The current study reports result from 829 now-adolescent study participants who, along with an in-person study visit, had both their nighttime sleep and daily physical activity measured over 7 to 10 days by actigraphy, which records physical motion by a device worn on the wrist. The participants, who averaged around 13 years in age, also completed written sleep logs. 

Time Spent In Night

In addition to sleep duration the amount of time spent asleep during the night actigraphy also measured sleep efficiency, the percentage of time during the overnight sleep period spent asleep, an indication of the quality and continuity of sleep.

Results showed that the average sleep duration for all participants was 441 minutes or 7.35 hours per day; and only 2.2% met or exceeded the recommended average sleep duration for their age group, 9 hours per day for ages 11 to 13 and 8 hours per day for those 14 to 17.  Sleep duration of fewer than 7 hours was found in 31% of participants, and more than 58% had sleep efficiency less than the 85% that is considered sufficient for adults.

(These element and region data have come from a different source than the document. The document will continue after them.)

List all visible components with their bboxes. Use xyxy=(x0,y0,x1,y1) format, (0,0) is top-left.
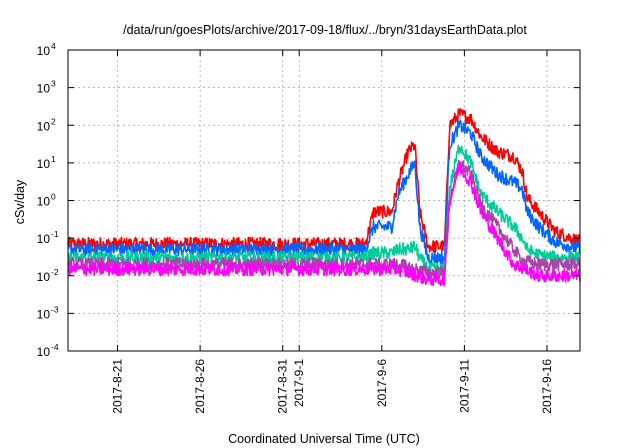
y-tick-exponent: -1 xyxy=(51,229,59,239)
x-tick-label: 2017-9-16 xyxy=(540,359,554,414)
y-tick-label: 10 xyxy=(37,345,51,359)
y-tick-label: 10 xyxy=(37,82,51,96)
y-axis-label: cSv/day xyxy=(13,179,27,224)
x-tick-label: 2017-8-26 xyxy=(193,359,207,414)
y-tick-label: 10 xyxy=(37,307,51,321)
x-tick-label: 2017-8-31 xyxy=(276,359,290,414)
x-tick-label: 2017-9-1 xyxy=(292,359,306,407)
y-tick-exponent: 1 xyxy=(51,154,56,164)
y-tick-exponent: 0 xyxy=(51,192,56,202)
grid xyxy=(68,50,580,351)
y-tick-label: 10 xyxy=(37,119,51,133)
series-line xyxy=(67,159,581,280)
series-line xyxy=(67,144,581,277)
y-tick-exponent: -3 xyxy=(51,304,59,314)
series-layer xyxy=(67,108,581,287)
y-tick-label: 10 xyxy=(37,232,51,246)
y-tick-exponent: 4 xyxy=(51,41,56,51)
y-tick-exponent: -4 xyxy=(51,342,59,352)
y-tick-exponent: 2 xyxy=(51,116,56,126)
series-line xyxy=(67,119,581,265)
y-tick-label: 10 xyxy=(37,157,51,171)
x-axis-ticks: 2017-8-21 2017-8-26 2017-8-31 2017-9-1 2017-… xyxy=(111,50,554,414)
y-tick-exponent: -2 xyxy=(51,267,59,277)
chart-title: /data/run/goesPlots/archive/2017-09-18/f… xyxy=(123,23,527,37)
x-tick-label: 2017-9-6 xyxy=(375,359,389,407)
y-tick-exponent: 3 xyxy=(51,79,56,89)
y-tick-label: 10 xyxy=(37,44,51,58)
y-tick-label: 10 xyxy=(37,195,51,209)
series-line xyxy=(67,162,581,287)
x-tick-label: 2017-9-11 xyxy=(457,359,471,413)
x-axis-label: Coordinated Universal Time (UTC) xyxy=(228,432,420,446)
y-tick-label: 10 xyxy=(37,270,51,284)
x-tick-label: 2017-8-21 xyxy=(111,359,125,414)
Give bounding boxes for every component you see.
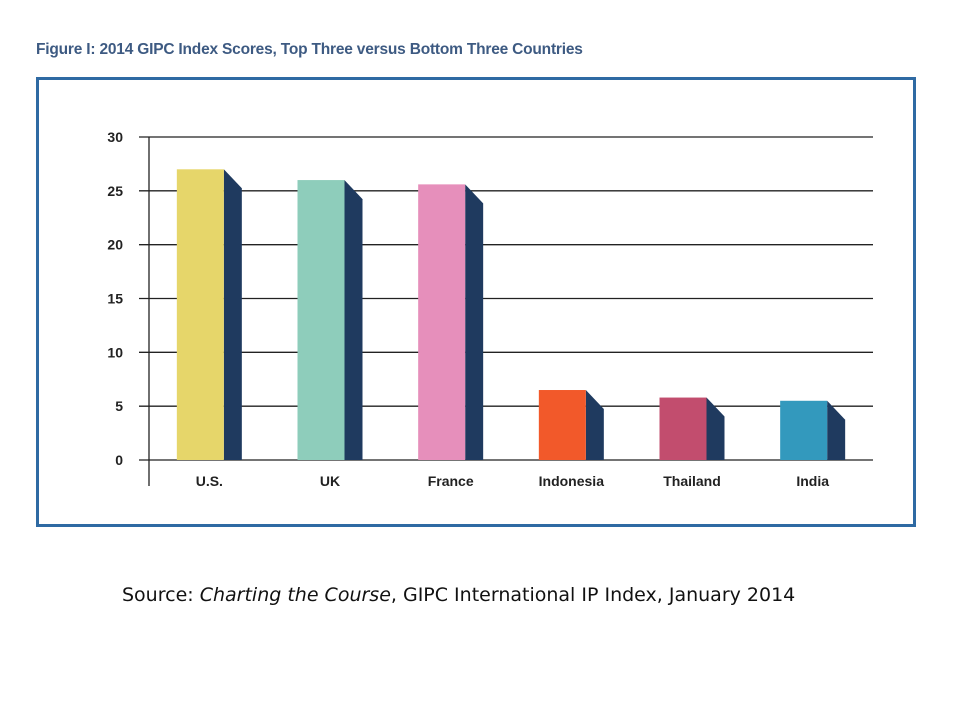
bar	[659, 397, 707, 460]
bar-chart: 0 5 10 15 20 25 30 U.S. UK France Indonesia Thailan…	[107, 129, 873, 489]
bar-side	[706, 397, 725, 460]
y-tick-label: 25	[107, 183, 123, 199]
y-tick-label: 15	[107, 291, 123, 307]
source-suffix: , GIPC International IP Index, January 2…	[390, 584, 796, 606]
bar-side	[344, 180, 363, 461]
bar-side	[585, 390, 604, 460]
source-title: Charting the Course	[199, 584, 391, 606]
y-tick-label: 20	[107, 237, 123, 253]
chart-frame: 0 5 10 15 20 25 30 U.S. UK France Indonesia Thailan…	[36, 77, 916, 527]
y-tick-label: 10	[107, 344, 123, 360]
x-tick-label: India	[796, 473, 829, 489]
bar-side	[465, 184, 484, 460]
y-tick-label: 5	[115, 398, 123, 414]
bar	[418, 184, 466, 460]
source-citation: Source: Charting the Course, GIPC Intern…	[122, 584, 795, 606]
bar	[297, 180, 345, 461]
y-tick-label: 0	[115, 452, 123, 468]
x-tick-label: Indonesia	[539, 473, 605, 489]
bar-side	[223, 169, 242, 461]
bar	[176, 169, 224, 461]
x-tick-label: Thailand	[663, 473, 721, 489]
x-tick-label: U.S.	[196, 473, 223, 489]
bar	[780, 400, 828, 460]
source-prefix: Source:	[122, 584, 200, 606]
x-tick-label: UK	[320, 473, 340, 489]
bar-side	[827, 400, 846, 460]
bar	[538, 390, 586, 460]
figure-title: Figure I: 2014 GIPC Index Scores, Top Th…	[36, 41, 583, 58]
x-tick-label: France	[428, 473, 474, 489]
y-tick-label: 30	[107, 129, 123, 145]
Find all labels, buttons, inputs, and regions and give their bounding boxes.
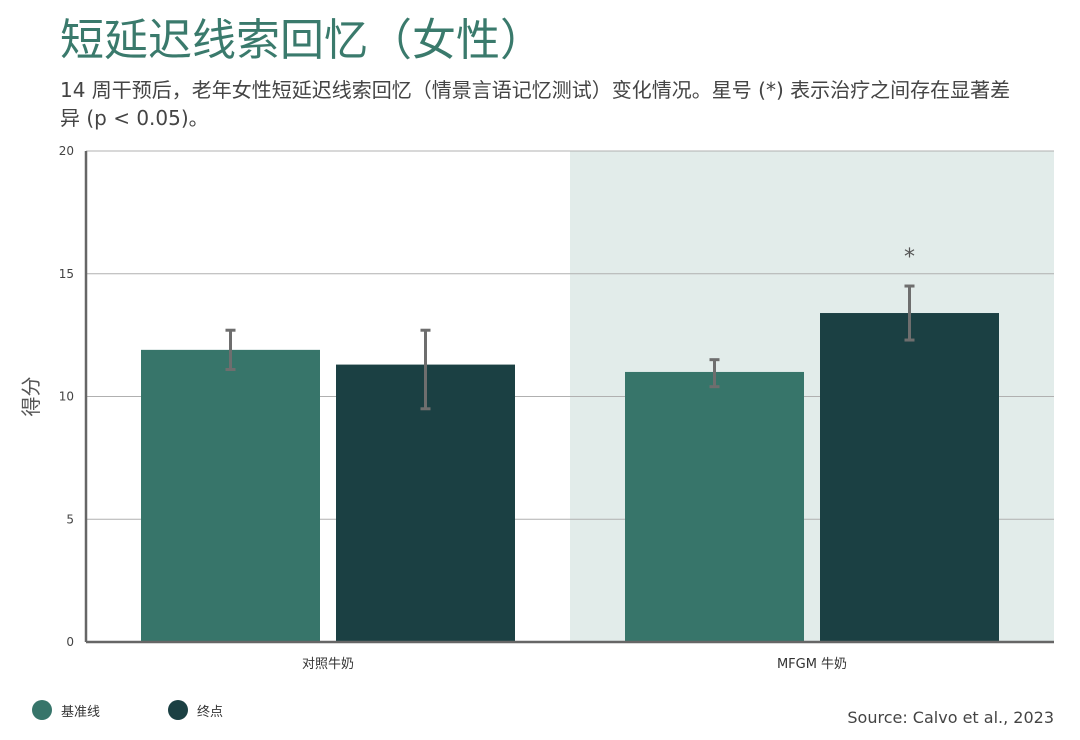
chart-title: 短延迟线索回忆（女性） bbox=[60, 15, 544, 66]
significance-marker-0: * bbox=[904, 245, 915, 270]
category-label-0: 对照牛奶 bbox=[302, 657, 354, 672]
legend-item-baseline: 基准线 bbox=[32, 700, 100, 720]
legend-label-endpoint: 终点 bbox=[197, 704, 224, 720]
legend-swatch-endpoint bbox=[168, 700, 189, 720]
y-tick-label-0: 0 bbox=[66, 635, 74, 649]
legend-swatch-baseline bbox=[32, 700, 52, 720]
chart-subtitle: 14 周干预后，老年女性短延迟线索回忆（情景言语记忆测试）变化情况。星号 (*)… bbox=[60, 78, 1011, 130]
bar-1-0 bbox=[336, 364, 515, 642]
y-tick-label-5: 5 bbox=[66, 512, 74, 526]
bar-0-0 bbox=[141, 349, 320, 642]
legend: 基准线 终点 bbox=[32, 700, 291, 720]
bar-1-1 bbox=[820, 313, 999, 642]
legend-label-baseline: 基准线 bbox=[61, 704, 101, 720]
y-tick-label-10: 10 bbox=[59, 390, 74, 404]
y-axis-label: 得分 bbox=[19, 377, 43, 417]
source-note: Source: Calvo et al., 2023 bbox=[847, 708, 1054, 727]
y-tick-label-15: 15 bbox=[59, 267, 74, 281]
legend-item-endpoint: 终点 bbox=[168, 700, 223, 720]
bar-0-1 bbox=[625, 371, 804, 642]
category-label-1: MFGM 牛奶 bbox=[777, 657, 847, 672]
y-tick-label-20: 20 bbox=[59, 144, 74, 158]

Both shorter sleep duration and lower sleep efficiency were associated with increased levels of overall and abdominal fat deposition associations that persisted after adjustments for physical activity, television viewing, and consumption of fast foods or sweetened beverages. 

Longer sleep duration and higher efficiency were associated with reductions in cardiometabolic risk based on factors such as smaller waist circumference, lower systolic blood pressure and higher HDL cholesterol levels. Most of those associations also persisted after adjusting for the factors noted above.

Quantity And Quality Of Sleep

Sleep quantity and quality are pillars of health alongside diet and physical activity. Pediatricians should be aware that poor sleep quality frequent awakenings and not the just insufficient duration of sleep are associated with increased cardiometabolic risk. 

While several trials have tried to extend the duration of sleep, few have targeted sleep efficiency and other aspects of sleep quality.  They know that exercise improves sleep efficiency in adults and that screen time decreases it in children, so preventive measures should target those and other factors such as stress, noise, and caffeine consumption.

Circadian Clock

Sleep has many dimensions beyond its quantity and quality that may influence cardiometabolic health, including the relationship of sleep timing to other daily activities and whether an individual's circadian clock, the internal sleep/wake schedule, is synchronized with the rhythms of social activities. 

Those may be particularly important in adolescents who may have high academic demands or naturally prefer to be active in the evening but need to get up early for school and will be a focus of our upcoming research.